For many years, Pacific Horticulture has sponsored tours to distant lands, with the specific intent of seeing plants growing in the wild that we grow in our gardens here in the West. For some on these tours, the pleasure was simply in seeing beautiful wildflowers growing with abandon; for others, satisfaction came from studying the natural habitat and associations, providing insights into the cultivation of these plants at home. We’ve visited southern Spain, South Africa, Australia, New Zealand, and, most recently, Sicily and Chile.
Whether or not you’ve been on one of PHS’s wildflower tours, this new book by Bob Gibbons will be a mouthwatering treat. Gibbons has traveled the world to find the floweriest wildflower locales and incorporates fifty of those destinations in Wildflower Wonders. With stunning close-up images and wide-angle panoramas, he captures the excitement of the floral world, untouched (or at least relatively so) by human hands.
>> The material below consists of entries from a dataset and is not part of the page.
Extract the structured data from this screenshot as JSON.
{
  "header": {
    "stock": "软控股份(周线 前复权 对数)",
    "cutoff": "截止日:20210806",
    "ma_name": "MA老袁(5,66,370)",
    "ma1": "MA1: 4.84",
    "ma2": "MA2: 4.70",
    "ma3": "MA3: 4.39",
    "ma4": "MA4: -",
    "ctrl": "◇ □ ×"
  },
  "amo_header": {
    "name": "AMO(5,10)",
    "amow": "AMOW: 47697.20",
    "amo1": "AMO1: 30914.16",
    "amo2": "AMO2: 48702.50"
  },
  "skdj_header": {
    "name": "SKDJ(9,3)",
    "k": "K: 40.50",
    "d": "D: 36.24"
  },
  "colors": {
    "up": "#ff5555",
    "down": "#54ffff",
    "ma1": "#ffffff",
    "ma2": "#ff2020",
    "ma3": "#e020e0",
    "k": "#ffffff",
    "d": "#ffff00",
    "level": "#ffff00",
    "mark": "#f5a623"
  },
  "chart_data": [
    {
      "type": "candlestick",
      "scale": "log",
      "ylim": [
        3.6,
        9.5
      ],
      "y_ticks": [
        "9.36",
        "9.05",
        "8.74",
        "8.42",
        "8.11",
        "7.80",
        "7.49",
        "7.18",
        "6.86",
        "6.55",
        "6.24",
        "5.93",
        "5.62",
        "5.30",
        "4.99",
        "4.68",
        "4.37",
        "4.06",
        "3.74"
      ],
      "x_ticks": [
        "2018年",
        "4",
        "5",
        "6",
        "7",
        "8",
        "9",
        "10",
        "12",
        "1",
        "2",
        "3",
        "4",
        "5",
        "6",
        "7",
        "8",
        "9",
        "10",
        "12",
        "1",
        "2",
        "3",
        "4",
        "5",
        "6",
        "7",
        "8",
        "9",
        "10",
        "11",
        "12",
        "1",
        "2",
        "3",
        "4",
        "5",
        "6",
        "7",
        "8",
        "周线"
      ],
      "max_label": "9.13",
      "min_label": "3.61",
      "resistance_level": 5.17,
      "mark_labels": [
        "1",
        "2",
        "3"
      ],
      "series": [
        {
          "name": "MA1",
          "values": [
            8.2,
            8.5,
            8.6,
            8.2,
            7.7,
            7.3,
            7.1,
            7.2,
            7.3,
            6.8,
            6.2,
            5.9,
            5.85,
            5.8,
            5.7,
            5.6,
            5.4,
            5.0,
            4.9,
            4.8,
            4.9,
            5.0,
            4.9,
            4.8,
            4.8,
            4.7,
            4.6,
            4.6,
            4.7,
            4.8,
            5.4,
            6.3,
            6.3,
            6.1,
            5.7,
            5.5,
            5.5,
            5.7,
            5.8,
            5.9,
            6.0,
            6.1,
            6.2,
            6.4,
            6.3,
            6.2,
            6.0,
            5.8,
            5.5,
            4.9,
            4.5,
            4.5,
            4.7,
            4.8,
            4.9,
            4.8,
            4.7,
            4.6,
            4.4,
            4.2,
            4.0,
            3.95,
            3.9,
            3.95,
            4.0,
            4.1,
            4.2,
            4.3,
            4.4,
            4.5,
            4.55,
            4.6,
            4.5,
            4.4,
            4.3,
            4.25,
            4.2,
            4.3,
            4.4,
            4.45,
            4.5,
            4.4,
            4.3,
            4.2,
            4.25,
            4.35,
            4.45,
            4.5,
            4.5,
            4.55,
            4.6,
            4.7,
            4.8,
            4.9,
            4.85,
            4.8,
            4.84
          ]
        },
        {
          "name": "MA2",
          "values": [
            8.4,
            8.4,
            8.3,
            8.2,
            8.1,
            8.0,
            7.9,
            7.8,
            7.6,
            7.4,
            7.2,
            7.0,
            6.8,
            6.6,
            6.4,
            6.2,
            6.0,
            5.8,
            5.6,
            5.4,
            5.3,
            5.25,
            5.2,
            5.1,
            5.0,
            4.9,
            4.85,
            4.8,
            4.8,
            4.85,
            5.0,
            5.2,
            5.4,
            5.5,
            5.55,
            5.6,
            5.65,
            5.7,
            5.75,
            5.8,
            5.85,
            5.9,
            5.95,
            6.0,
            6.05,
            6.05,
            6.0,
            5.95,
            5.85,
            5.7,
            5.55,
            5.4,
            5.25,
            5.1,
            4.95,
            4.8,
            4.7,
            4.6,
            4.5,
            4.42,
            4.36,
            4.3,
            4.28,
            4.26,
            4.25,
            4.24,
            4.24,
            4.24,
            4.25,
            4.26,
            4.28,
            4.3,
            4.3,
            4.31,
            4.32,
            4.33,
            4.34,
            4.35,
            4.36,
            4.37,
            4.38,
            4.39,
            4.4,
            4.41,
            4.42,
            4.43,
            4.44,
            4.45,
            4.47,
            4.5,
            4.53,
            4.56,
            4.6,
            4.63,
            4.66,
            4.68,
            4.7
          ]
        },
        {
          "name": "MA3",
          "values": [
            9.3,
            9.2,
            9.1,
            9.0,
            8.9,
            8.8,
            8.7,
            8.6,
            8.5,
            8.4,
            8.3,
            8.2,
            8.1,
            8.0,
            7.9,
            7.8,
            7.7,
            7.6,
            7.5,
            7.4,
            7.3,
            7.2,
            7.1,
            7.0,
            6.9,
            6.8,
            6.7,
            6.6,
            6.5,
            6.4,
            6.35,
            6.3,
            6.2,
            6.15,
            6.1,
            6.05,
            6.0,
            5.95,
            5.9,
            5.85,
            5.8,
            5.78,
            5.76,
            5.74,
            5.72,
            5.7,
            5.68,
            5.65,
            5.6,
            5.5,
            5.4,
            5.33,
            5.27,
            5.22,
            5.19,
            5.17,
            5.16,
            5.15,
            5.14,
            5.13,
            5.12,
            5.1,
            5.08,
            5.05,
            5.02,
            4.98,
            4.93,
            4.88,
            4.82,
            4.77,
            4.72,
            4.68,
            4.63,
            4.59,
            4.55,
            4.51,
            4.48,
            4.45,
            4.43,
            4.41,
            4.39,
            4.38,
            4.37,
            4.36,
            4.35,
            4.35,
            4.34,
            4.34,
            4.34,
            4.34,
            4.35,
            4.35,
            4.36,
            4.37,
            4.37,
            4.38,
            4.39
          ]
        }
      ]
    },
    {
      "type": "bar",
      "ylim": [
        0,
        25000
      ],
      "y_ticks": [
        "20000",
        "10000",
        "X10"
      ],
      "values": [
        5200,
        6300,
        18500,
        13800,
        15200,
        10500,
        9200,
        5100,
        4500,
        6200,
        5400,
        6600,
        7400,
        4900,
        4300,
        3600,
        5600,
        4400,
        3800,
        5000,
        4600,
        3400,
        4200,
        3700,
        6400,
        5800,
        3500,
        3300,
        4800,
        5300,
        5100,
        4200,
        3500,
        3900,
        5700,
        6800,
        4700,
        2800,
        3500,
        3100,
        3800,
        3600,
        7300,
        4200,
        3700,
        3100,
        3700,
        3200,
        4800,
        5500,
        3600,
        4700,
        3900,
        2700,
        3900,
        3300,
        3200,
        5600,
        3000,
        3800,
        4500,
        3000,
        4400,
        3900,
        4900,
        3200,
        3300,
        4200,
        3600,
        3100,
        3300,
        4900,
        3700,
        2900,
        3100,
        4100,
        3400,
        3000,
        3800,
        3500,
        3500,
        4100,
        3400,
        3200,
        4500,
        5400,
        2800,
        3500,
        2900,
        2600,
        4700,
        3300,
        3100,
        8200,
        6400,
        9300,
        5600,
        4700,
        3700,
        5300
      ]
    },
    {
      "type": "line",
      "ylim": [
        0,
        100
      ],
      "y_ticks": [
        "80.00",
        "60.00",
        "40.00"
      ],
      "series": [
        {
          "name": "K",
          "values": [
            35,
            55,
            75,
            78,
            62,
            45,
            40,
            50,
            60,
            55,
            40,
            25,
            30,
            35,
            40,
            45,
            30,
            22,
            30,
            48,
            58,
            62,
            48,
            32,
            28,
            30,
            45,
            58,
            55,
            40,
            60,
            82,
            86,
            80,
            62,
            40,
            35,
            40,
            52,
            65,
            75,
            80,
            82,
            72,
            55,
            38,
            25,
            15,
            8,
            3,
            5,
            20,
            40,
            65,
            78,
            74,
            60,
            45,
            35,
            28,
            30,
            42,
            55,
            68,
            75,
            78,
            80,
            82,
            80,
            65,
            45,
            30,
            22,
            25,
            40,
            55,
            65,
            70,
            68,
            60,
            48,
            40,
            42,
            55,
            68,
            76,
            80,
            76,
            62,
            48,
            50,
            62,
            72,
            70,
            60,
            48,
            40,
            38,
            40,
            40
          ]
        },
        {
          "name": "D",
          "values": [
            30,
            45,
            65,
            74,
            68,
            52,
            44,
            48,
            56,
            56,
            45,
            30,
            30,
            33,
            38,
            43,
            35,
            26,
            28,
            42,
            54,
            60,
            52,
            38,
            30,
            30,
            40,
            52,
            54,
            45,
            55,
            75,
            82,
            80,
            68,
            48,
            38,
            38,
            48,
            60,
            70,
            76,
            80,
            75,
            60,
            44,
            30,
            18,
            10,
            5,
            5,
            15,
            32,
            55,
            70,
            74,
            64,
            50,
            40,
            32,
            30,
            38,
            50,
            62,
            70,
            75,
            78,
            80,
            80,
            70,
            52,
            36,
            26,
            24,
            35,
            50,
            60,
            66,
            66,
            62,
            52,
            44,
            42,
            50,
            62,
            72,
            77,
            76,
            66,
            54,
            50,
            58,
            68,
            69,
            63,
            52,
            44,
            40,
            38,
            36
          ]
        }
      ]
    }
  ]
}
With a minimum of narrative, Gibbons entices us to travel the world with him to see firsthand these outstanding wildflower displays. Organizing the book by continent, he covers areas ranging from coastal bluffs to high alpine regions, with prairies and steppes well represented. Many of his top regions are within driving distance of anyone living on the West Coast: the Olympic Mountains, Mount Rainier, the Klamath-Siskiyou region, the Carrizo Plain, the Tehachapis, and Anza-Borrego Desert.
For those willing to leave North America, Gibbons teases with the Outer Hebrides, the French Pyrenees, Italy’s Dolomites, Mount Parnassus in Greece, the highlands of Turkey and much of Asia, southwestern Australia, and, my personal favorite, the Cape Province of South Africa. For each destination, he provides concise information on the reasons to visit, the season of peak flowering, and the status of any protected lands in the area. The appendices provide contact information for many of the destinations and for tour agents who work in those regions, as well as an index to the common names and their scientific equivalents for the plants discussed in the text and shown in the photographs.
It is, of course, the photographs that will draw plant enthusiasts to Wildflower Wonders, but the imagination will be piqued by his stories and the ease with which an extensive bucket list of places to visit could be developed. Perhaps even Pacific Horticulture will be visiting more of these entrancing locales.